2) PGBD5 is revealed to have a rather non-canonical catayltic triad of aspartate residues compared to the original well characterized piggyBacs. Rather surprisingly, even the dependence on these newly identified aspartates is not obligatory for catalytic activity. The authors (we think correctly) interpret this to imply a rather divergent piggyBac lineage gave rise to PGBD5 – however, there is no attempt to identify such lineages from sequence databases and use them to refine ideas about catalytic site conservation. The data presented is quite convincing about the lack of conservation of canonical aspartates, but rather sparse on the evolutionary history and conservation of PGBD5-like domains. This should not be a difficult task and we would ask you to include phylogenetic analysis and multiple alignments to augment the alanine scanning results presented.
3) The current title of the paper should be revised to indicate that the human PGBD5 protein is mobilizing the heterologous piggyBac transposon DNA element from Trichoplusia ni.
Other issues to address:
1) Given that conservation of the terminal inverted repeats in the Trichoplusia ni piggyBac transposon and the statement in the paper that there are human DNA sequences related to piggybac transposons in the human genome, have the author tried to see if PGBD5 can mobilize the human sequences?

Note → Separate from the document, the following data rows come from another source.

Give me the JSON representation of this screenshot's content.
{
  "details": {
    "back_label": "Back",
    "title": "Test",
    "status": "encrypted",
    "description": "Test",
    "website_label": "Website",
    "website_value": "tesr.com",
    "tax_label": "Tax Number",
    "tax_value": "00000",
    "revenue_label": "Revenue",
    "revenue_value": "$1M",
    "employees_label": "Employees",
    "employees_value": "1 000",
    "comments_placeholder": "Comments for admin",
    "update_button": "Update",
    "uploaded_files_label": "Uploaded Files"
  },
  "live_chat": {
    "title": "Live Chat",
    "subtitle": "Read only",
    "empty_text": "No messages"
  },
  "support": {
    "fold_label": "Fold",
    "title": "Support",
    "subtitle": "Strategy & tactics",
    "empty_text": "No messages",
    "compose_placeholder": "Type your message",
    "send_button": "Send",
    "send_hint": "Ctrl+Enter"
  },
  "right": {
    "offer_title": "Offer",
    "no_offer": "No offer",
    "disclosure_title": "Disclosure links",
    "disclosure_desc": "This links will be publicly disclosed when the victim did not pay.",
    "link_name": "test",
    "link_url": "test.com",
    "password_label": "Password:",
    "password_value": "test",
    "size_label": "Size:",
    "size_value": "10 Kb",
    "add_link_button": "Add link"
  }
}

2) The authors say that the catalytic DDD triad of residues in PGBD5 was not easy to find. In fact, a previous paper from the Weiner group claimed, using phylogenetic evidence, that the PGBD5 protein would be inactive. The alignment shown indicates a lack of acidic residues in common other PiggyBac transposases. Did the authors look at the paper from Susan Wessler to see if their catalytic residues coincide with their extensive phylogenetic predictions (The catalytic domain of all eukaryotic cut-and-paste transposase superfamilies. Yuan YW, Wessler SR. Proc Natl Acad Sci U S A. 2011 May 10;108(19):7884–9)?
3) Based on the mutagenesis performed in the paper, are the three D residues identified in the present work found in the protein sequences of any of the other related human PGBD1-4 proteins or in any of the primate-specific PiggyBac family members? The authors might indicate, on the supplemental figure showing the canonical catalytic residues for the insect PiggyBac transposases, where the three DDD residues found by the alanine mutagenesis shown in this paper.
4) The assays shown indicate that the human PGBD5 protein is less active than the cognate Trichoplusia ni transposase in mobilizing the piggyBac transposon. Can the authors give a better quantitation of these data and state that explicitly in the text? Based on the figure, it looks like ∼ 4–fold less active.
5) What is the biological consequence of the PGBD5 mediated transposition? We believe this is outside the scope of the study, but could be presented with additional information about expression patterns of this gene, for instance in mouse development.